Masih tidak ada jawaban, meski begitu perkataan yang tidak pantas dibicarakan oleh orang asing kembali mendengung di telinga dua insan itu. 

“Cincin!” Wanita itu berseru, tatapannya langsung terarah ke tangan Mawar.

“Wah, tidak ada.

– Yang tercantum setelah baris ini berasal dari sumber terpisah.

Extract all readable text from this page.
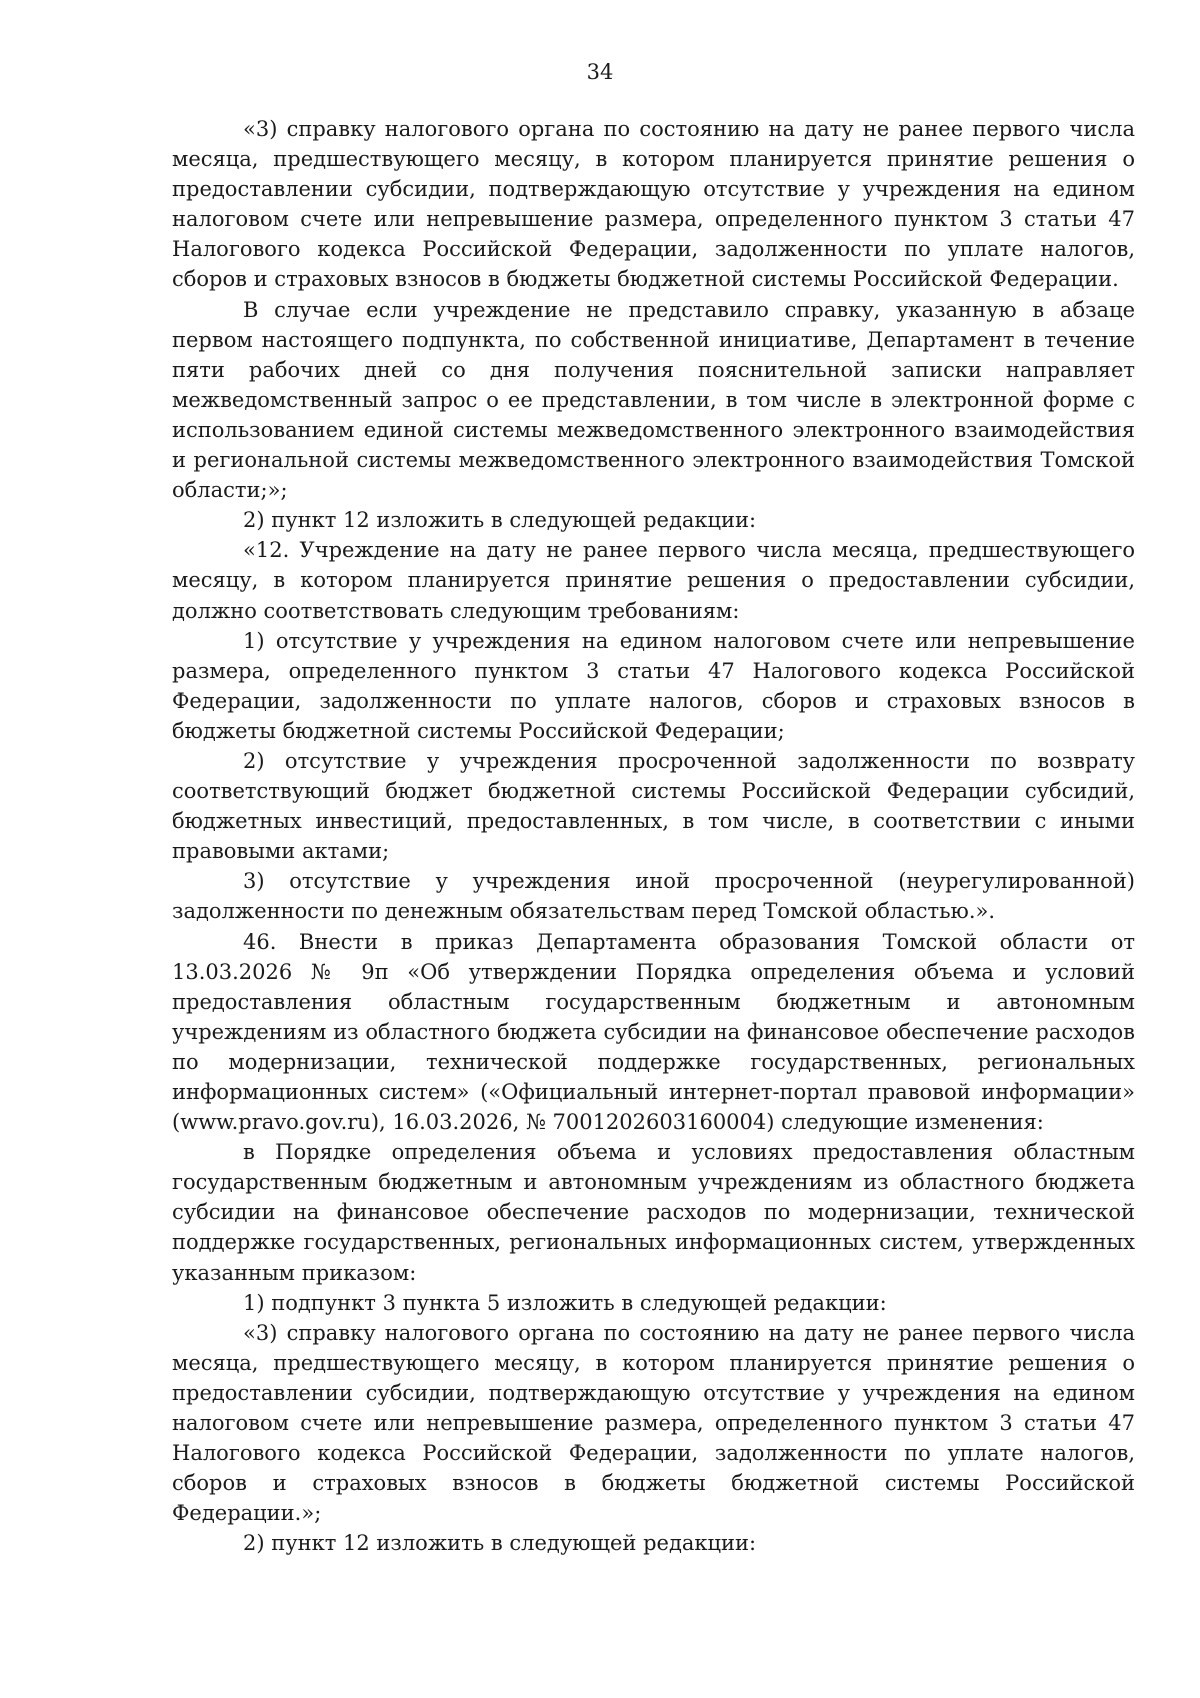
34

«3) справку налогового органа по состоянию на дату не ранее первого числа месяца, предшествующего месяцу, в котором планируется принятие решения о предоставлении субсидии, подтверждающую отсутствие у учреждения на едином налоговом счете или непревышение размера, определенного пунктом 3 статьи 47 Налогового кодекса Российской Федерации, задолженности по уплате налогов, сборов и страховых взносов в бюджеты бюджетной системы Российской Федерации.

В случае если учреждение не представило справку, указанную в абзаце первом настоящего подпункта, по собственной инициативе, Департамент в течение пяти рабочих дней со дня получения пояснительной записки направляет межведомственный запрос о ее представлении, в том числе в электронной форме с использованием единой системы межведомственного электронного взаимодействия и региональной системы межведомственного электронного взаимодействия Томской области;»;

2) пункт 12 изложить в следующей редакции:

«12. Учреждение на дату не ранее первого числа месяца, предшествующего месяцу, в котором планируется принятие решения о предоставлении субсидии, должно соответствовать следующим требованиям:

1) отсутствие у учреждения на едином налоговом счете или непревышение размера, определенного пунктом 3 статьи 47 Налогового кодекса Российской Федерации, задолженности по уплате налогов, сборов и страховых взносов в бюджеты бюджетной системы Российской Федерации;

2) отсутствие у учреждения просроченной задолженности по возврату соответствующий бюджет бюджетной системы Российской Федерации субсидий, бюджетных инвестиций, предоставленных, в том числе, в соответствии с иными правовыми актами;

3) отсутствие у учреждения иной просроченной (неурегулированной) задолженности по денежным обязательствам перед Томской областью.».

46. Внести в приказ Департамента образования Томской области от 13.03.2026 № 9п «Об утверждении Порядка определения объема и условий предоставления областным государственным бюджетным и автономным учреждениям из областного бюджета субсидии на финансовое обеспечение расходов по модернизации, технической поддержке государственных, региональных информационных систем» («Официальный интернет-портал правовой информации» (www.pravo.gov.ru), 16.03.2026, № 7001202603160004) следующие изменения:

в Порядке определения объема и условиях предоставления областным государственным бюджетным и автономным учреждениям из областного бюджета субсидии на финансовое обеспечение расходов по модернизации, технической поддержке государственных, региональных информационных систем, утвержденных указанным приказом:

1) подпункт 3 пункта 5 изложить в следующей редакции:

«3) справку налогового органа по состоянию на дату не ранее первого числа месяца, предшествующего месяцу, в котором планируется принятие решения о предоставлении субсидии, подтверждающую отсутствие у учреждения на едином налоговом счете или непревышение размера, определенного пунктом 3 статьи 47 Налогового кодекса Российской Федерации, задолженности по уплате налогов, сборов и страховых взносов в бюджеты бюджетной системы Российской Федерации.»;

2) пункт 12 изложить в следующей редакции:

Berarti kalian belum menikah ya?” Menganggukkan kepalanya. 

Lengan si lelaki sudah mengepal, Mawar pun berbalik meski masa bodo tapi ia tidak tahu jika Izzan sepertinya begitu terganggu. Mawar tersenyum tipis pada wanita itu, kemudian ia meraih tangan yang terkepal dan menyeretnya pergi. 

Izzan melototkan matanya, berani sekali perempuan ini memegang tangannya, menyeretnya juga? “Heh, lepas!” titahnya sambil menghempaskan pegangan Mawar. 

Mawar menghembuskan napas, ia pasrah jika akan dimarahi oleh lelaki yang tangannya ia seret untuk menjauhkannya dari amarah.

“Maaf, tapi marah tidak akan menyelesaikan masalah.” Mawar berkomentar membela diri, meski tahu tidak akan mengurungkan niat Izzan untuk mengeluarkan ledakan amarahnya.

 

“Apa? Kamu menyindir saya, hah?” Benar saja bukan, Lelaki itu pemarah dan tidak punya hati? 

Mawar diam.

Melihat santainya Mawar, tentu saja lelaki itu tidak suka dan semakin menganggapnya ejekan. Izzan pun menarik pergelangan tangan Mawar, tidak ada kelembutan di sentuhan tangannya. Hanya dingin dan membuat Mawar sedikit takut pada lelaki ini. 

“Duh, minta maaf deh iya. Le-pas,” ucapnya memundurkan ego agar bisa selamat dari segala penyiksaan yang mungkin akan Izzan lakukan seperti halnya di rumah sakit. 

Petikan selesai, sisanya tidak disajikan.